Annoncé politiquement mort à maintes reprises ces dernières années, Mahmoud Abbas pourrait bien finalement s’inscrire dans l’Histoire comme étant l’homme qui a précipité la reconnaissance d’un Etat palestinien après plus de soixante années de vaines luttes. Le président de l’Autorité palestinienne va demander ce vendredi l’adhésion de son pays à l’ONU en tant qu’Etat membre à part entière. Il fait ainsi le choix d’entrer en collision frontale avec Israël et son principal allié américain, qui a déjà annoncé son veto à une telle démarche.

Il a pour lui une bonne dose de légitimité. Juridique, d’abord, avec un droit international qu’il ne demande qu’à faire appliquer. Politique, ensuite, en dénonçant le blocage depuis deux ans des négociations de paix et la poursuite par Israël de la construction de colonies. Populaire, enfin, puisqu’une large majorité de Palestiniens et d’Arabes le soutiennent, de même qu’une frange grandissante de l’opinion internationale. Sans oublier la promesse du président Barack Obama, il y a tout juste un an, d’accueillir un 194e Etat lors de l’Assemblée générale de l’ONU qui s’ouvre cette semaine.

Son geste n’en demeure pas moins un pari risqué. Mahmoud Abbas sait en effet qu’il va irriter ses principaux bailleurs de fonds, américains et européens, et provoquer des mesures de rétorsion financières de la part d’Israël. Il sait également que son geste – non suivi d’effet concret et immédiat – peut nourrir les frustrations de son peuple et donc ranimer le cycle des violences. Il sait enfin que le Hamas, toujours en embuscade, serait le principal vainqueur de cet épisode s’il devait sortir humilié de son passage par la case ONU.

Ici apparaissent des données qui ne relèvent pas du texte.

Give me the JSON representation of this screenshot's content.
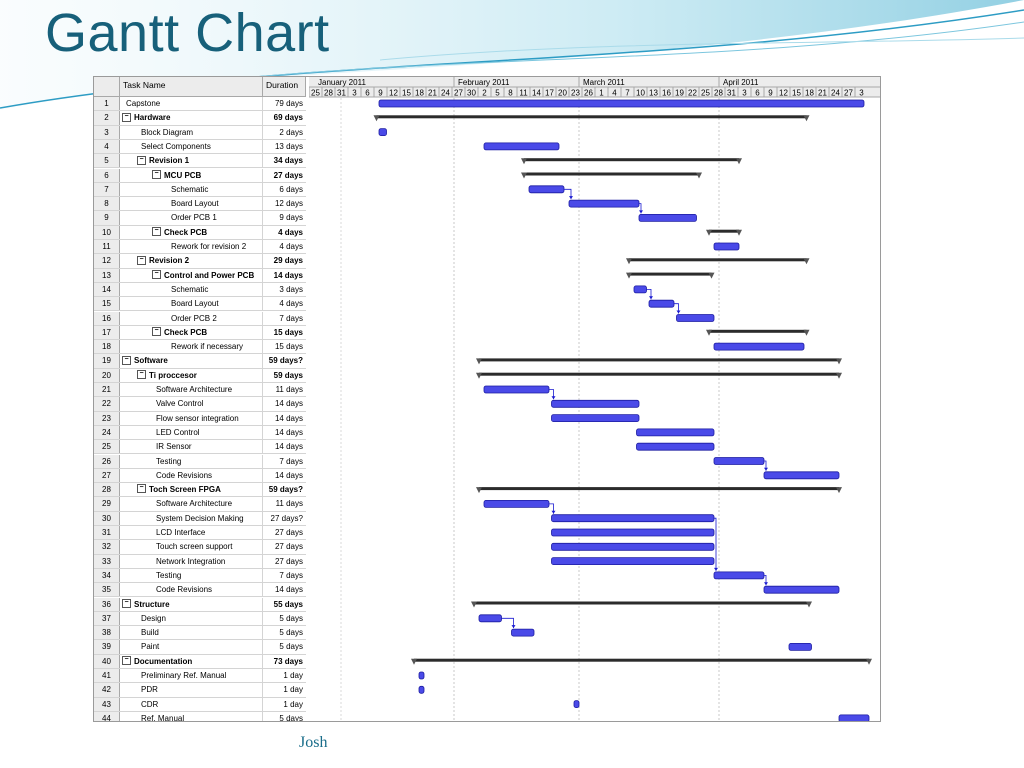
{
  "slide": {
    "title": "Gantt Chart",
    "author": "Josh"
  },
  "table": {
    "col_task": "Task Name",
    "col_duration": "Duration",
    "rows": [
      {
        "id": "1",
        "name": "Capstone",
        "dur": "79 days",
        "indent": 0,
        "bold": false,
        "summary": false
      },
      {
        "id": "2",
        "name": "Hardware",
        "dur": "69 days",
        "indent": 0,
        "bold": true,
        "summary": true
      },
      {
        "id": "3",
        "name": "Block Diagram",
        "dur": "2 days",
        "indent": 1,
        "bold": false,
        "summary": false
      },
      {
        "id": "4",
        "name": "Select Components",
        "dur": "13 days",
        "indent": 1,
        "bold": false,
        "summary": false
      },
      {
        "id": "5",
        "name": "Revision 1",
        "dur": "34 days",
        "indent": 1,
        "bold": true,
        "summary": true
      },
      {
        "id": "6",
        "name": "MCU PCB",
        "dur": "27 days",
        "indent": 2,
        "bold": true,
        "summary": true
      },
      {
        "id": "7",
        "name": "Schematic",
        "dur": "6 days",
        "indent": 3,
        "bold": false,
        "summary": false
      },
      {
        "id": "8",
        "name": "Board Layout",
        "dur": "12 days",
        "indent": 3,
        "bold": false,
        "summary": false
      },
      {
        "id": "9",
        "name": "Order PCB 1",
        "dur": "9 days",
        "indent": 3,
        "bold": false,
        "summary": false
      },
      {
        "id": "10",
        "name": "Check PCB",
        "dur": "4 days",
        "indent": 2,
        "bold": true,
        "summary": true
      },
      {
        "id": "11",
        "name": "Rework for revision 2",
        "dur": "4 days",
        "indent": 3,
        "bold": false,
        "summary": false
      },
      {
        "id": "12",
        "name": "Revision 2",
        "dur": "29 days",
        "indent": 1,
        "bold": true,
        "summary": true
      },
      {
        "id": "13",
        "name": "Control and Power PCB",
        "dur": "14 days",
        "indent": 2,
        "bold": true,
        "summary": true
      },
      {
        "id": "14",
        "name": "Schematic",
        "dur": "3 days",
        "indent": 3,
        "bold": false,
        "summary": false
      },
      {
        "id": "15",
        "name": "Board Layout",
        "dur": "4 days",
        "indent": 3,
        "bold": false,
        "summary": false
      },
      {
        "id": "16",
        "name": "Order PCB 2",
        "dur": "7 days",
        "indent": 3,
        "bold": false,
        "summary": false
      },
      {
        "id": "17",
        "name": "Check PCB",
        "dur": "15 days",
        "indent": 2,
        "bold": true,
        "summary": true
      },
      {
        "id": "18",
        "name": "Rework if necessary",
        "dur": "15 days",
        "indent": 3,
        "bold": false,
        "summary": false
      },
      {
        "id": "19",
        "name": "Software",
        "dur": "59 days?",
        "indent": 0,
        "bold": true,
        "summary": true
      },
      {
        "id": "20",
        "name": "Ti proccesor",
        "dur": "59 days",
        "indent": 1,
        "bold": true,
        "summary": true
      },
      {
        "id": "21",
        "name": "Software Architecture",
        "dur": "11 days",
        "indent": 2,
        "bold": false,
        "summary": false
      },
      {
        "id": "22",
        "name": "Valve Control",
        "dur": "14 days",
        "indent": 2,
        "bold": false,
        "summary": false
      },
      {
        "id": "23",
        "name": "Flow sensor integration",
        "dur": "14 days",
        "indent": 2,
        "bold": false,
        "summary": false
      },
      {
        "id": "24",
        "name": "LED Control",
        "dur": "14 days",
        "indent": 2,
        "bold": false,
        "summary": false
      },
      {
        "id": "25",
        "name": "IR Sensor",
        "dur": "14 days",
        "indent": 2,
        "bold": false,
        "summary": false
      },
      {
        "id": "26",
        "name": "Testing",
        "dur": "7 days",
        "indent": 2,
        "bold": false,
        "summary": false
      },
      {
        "id": "27",
        "name": "Code Revisions",
        "dur": "14 days",
        "indent": 2,
        "bold": false,
        "summary": false
      },
      {
        "id": "28",
        "name": "Toch Screen FPGA",
        "dur": "59 days?",
        "indent": 1,
        "bold": true,
        "summary": true
      },
      {
        "id": "29",
        "name": "Software Architecture",
        "dur": "11 days",
        "indent": 2,
        "bold": false,
        "summary": false
      },
      {
        "id": "30",
        "name": "System Decision Making",
        "dur": "27 days?",
        "indent": 2,
        "bold": false,
        "summary": false
      },
      {
        "id": "31",
        "name": "LCD Interface",
        "dur": "27 days",
        "indent": 2,
        "bold": false,
        "summary": false
      },
      {
        "id": "32",
        "name": "Touch screen support",
        "dur": "27 days",
        "indent": 2,
        "bold": false,
        "summary": false
      },
      {
        "id": "33",
        "name": "Network Integration",
        "dur": "27 days",
        "indent": 2,
        "bold": false,
        "summary": false
      },
      {
        "id": "34",
        "name": "Testing",
        "dur": "7 days",
        "indent": 2,
        "bold": false,
        "summary": false
      },
      {
        "id": "35",
        "name": "Code Revisions",
        "dur": "14 days",
        "indent": 2,
        "bold": false,
        "summary": false
      },
      {
        "id": "36",
        "name": "Structure",
        "dur": "55 days",
        "indent": 0,
        "bold": true,
        "summary": true
      },
      {
        "id": "37",
        "name": "Design",
        "dur": "5 days",
        "indent": 1,
        "bold": false,
        "summary": false
      },
      {
        "id": "38",
        "name": "Build",
        "dur": "5 days",
        "indent": 1,
        "bold": false,
        "summary": false
      },
      {
        "id": "39",
        "name": "Paint",
        "dur": "5 days",
        "indent": 1,
        "bold": false,
        "summary": false
      },
      {
        "id": "40",
        "name": "Documentation",
        "dur": "73 days",
        "indent": 0,
        "bold": true,
        "summary": true
      },
      {
        "id": "41",
        "name": "Preliminary Ref. Manual",
        "dur": "1 day",
        "indent": 1,
        "bold": false,
        "summary": false
      },
      {
        "id": "42",
        "name": "PDR",
        "dur": "1 day",
        "indent": 1,
        "bold": false,
        "summary": false
      },
      {
        "id": "43",
        "name": "CDR",
        "dur": "1 day",
        "indent": 1,
        "bold": false,
        "summary": false
      },
      {
        "id": "44",
        "name": "Ref. Manual",
        "dur": "5 days",
        "indent": 1,
        "bold": false,
        "summary": false
      }
    ]
  },
  "timescale": {
    "months": [
      {
        "label": "January 2011",
        "start_day": 1
      },
      {
        "label": "February 2011",
        "start_day": 29
      },
      {
        "label": "March 2011",
        "start_day": 54
      },
      {
        "label": "April 2011",
        "start_day": 82
      }
    ],
    "day_labels": [
      "25",
      "28",
      "31",
      "3",
      "6",
      "9",
      "12",
      "15",
      "18",
      "21",
      "24",
      "27",
      "30",
      "2",
      "5",
      "8",
      "11",
      "14",
      "17",
      "20",
      "23",
      "26",
      "1",
      "4",
      "7",
      "10",
      "13",
      "16",
      "19",
      "22",
      "25",
      "28",
      "31",
      "3",
      "6",
      "9",
      "12",
      "15",
      "18",
      "21",
      "24",
      "27",
      "3"
    ],
    "month_divider_days": [
      29,
      54,
      82
    ]
  },
  "chart_data": {
    "type": "gantt",
    "unit": "days from Dec 25 2010",
    "bars": [
      {
        "row": 1,
        "start": 14,
        "end": 111,
        "kind": "task"
      },
      {
        "row": 2,
        "start": 13.5,
        "end": 99.5,
        "kind": "summary"
      },
      {
        "row": 3,
        "start": 14,
        "end": 15.5,
        "kind": "task"
      },
      {
        "row": 4,
        "start": 35,
        "end": 50,
        "kind": "task"
      },
      {
        "row": 5,
        "start": 43,
        "end": 86,
        "kind": "summary"
      },
      {
        "row": 6,
        "start": 43,
        "end": 78,
        "kind": "summary"
      },
      {
        "row": 7,
        "start": 44,
        "end": 51,
        "kind": "task"
      },
      {
        "row": 8,
        "start": 52,
        "end": 66,
        "kind": "task"
      },
      {
        "row": 9,
        "start": 66,
        "end": 77.5,
        "kind": "task"
      },
      {
        "row": 10,
        "start": 80,
        "end": 86,
        "kind": "summary"
      },
      {
        "row": 11,
        "start": 81,
        "end": 86,
        "kind": "task"
      },
      {
        "row": 12,
        "start": 64,
        "end": 99.5,
        "kind": "summary"
      },
      {
        "row": 13,
        "start": 64,
        "end": 80.5,
        "kind": "summary"
      },
      {
        "row": 14,
        "start": 65,
        "end": 67.5,
        "kind": "task"
      },
      {
        "row": 15,
        "start": 68,
        "end": 73,
        "kind": "task"
      },
      {
        "row": 16,
        "start": 73.5,
        "end": 81,
        "kind": "task"
      },
      {
        "row": 17,
        "start": 80,
        "end": 99.5,
        "kind": "summary"
      },
      {
        "row": 18,
        "start": 81,
        "end": 99,
        "kind": "task"
      },
      {
        "row": 19,
        "start": 34,
        "end": 106,
        "kind": "summary"
      },
      {
        "row": 20,
        "start": 34,
        "end": 106,
        "kind": "summary"
      },
      {
        "row": 21,
        "start": 35,
        "end": 48,
        "kind": "task"
      },
      {
        "row": 22,
        "start": 48.5,
        "end": 66,
        "kind": "task"
      },
      {
        "row": 23,
        "start": 48.5,
        "end": 66,
        "kind": "task"
      },
      {
        "row": 24,
        "start": 65.5,
        "end": 81,
        "kind": "task"
      },
      {
        "row": 25,
        "start": 65.5,
        "end": 81,
        "kind": "task"
      },
      {
        "row": 26,
        "start": 81,
        "end": 91,
        "kind": "task"
      },
      {
        "row": 27,
        "start": 91,
        "end": 106,
        "kind": "task"
      },
      {
        "row": 28,
        "start": 34,
        "end": 106,
        "kind": "summary"
      },
      {
        "row": 29,
        "start": 35,
        "end": 48,
        "kind": "task"
      },
      {
        "row": 30,
        "start": 48.5,
        "end": 81,
        "kind": "task"
      },
      {
        "row": 31,
        "start": 48.5,
        "end": 81,
        "kind": "task"
      },
      {
        "row": 32,
        "start": 48.5,
        "end": 81,
        "kind": "task"
      },
      {
        "row": 33,
        "start": 48.5,
        "end": 81,
        "kind": "task"
      },
      {
        "row": 34,
        "start": 81,
        "end": 91,
        "kind": "task"
      },
      {
        "row": 35,
        "start": 91,
        "end": 106,
        "kind": "task"
      },
      {
        "row": 36,
        "start": 33,
        "end": 100,
        "kind": "summary"
      },
      {
        "row": 37,
        "start": 34,
        "end": 38.5,
        "kind": "task"
      },
      {
        "row": 38,
        "start": 40.5,
        "end": 45,
        "kind": "task"
      },
      {
        "row": 39,
        "start": 96,
        "end": 100.5,
        "kind": "task"
      },
      {
        "row": 40,
        "start": 21,
        "end": 112,
        "kind": "summary"
      },
      {
        "row": 41,
        "start": 22,
        "end": 23,
        "kind": "task"
      },
      {
        "row": 42,
        "start": 22,
        "end": 23,
        "kind": "task"
      },
      {
        "row": 43,
        "start": 53,
        "end": 54,
        "kind": "task"
      },
      {
        "row": 44,
        "start": 106,
        "end": 112,
        "kind": "task"
      }
    ],
    "links": [
      {
        "from": 7,
        "to": 8
      },
      {
        "from": 8,
        "to": 9
      },
      {
        "from": 14,
        "to": 15
      },
      {
        "from": 15,
        "to": 16
      },
      {
        "from": 21,
        "to": 22
      },
      {
        "from": 26,
        "to": 27
      },
      {
        "from": 29,
        "to": 30
      },
      {
        "from": 30,
        "to": 34
      },
      {
        "from": 34,
        "to": 35
      },
      {
        "from": 37,
        "to": 38
      }
    ],
    "colors": {
      "task": "#4a4ae8",
      "task_edge": "#1c1ca0",
      "summary": "#2b2b2b",
      "link": "#1a1ad0"
    }
  }
}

S’il persiste, c’est que Mahmoud Abbas est aujourd’hui convaincu que le vent de l’Histoire est cette fois-ci du côté des Palestiniens. Difficile de lui donner tort. Le Printemps arabe a déclenché un mouvement qui rend le statu quo actuel totalement anachronique. Le repli du gouvernement israélien derrière ses murs apparaît de plus en plus pour ce qu’il est: un déni de réalité. Les promesses d’une paix ne peuvent plus se substituer à la paix elle-même. Et celle-ci ne peut se réaliser que dans l’acceptation d’un nouvel Etat.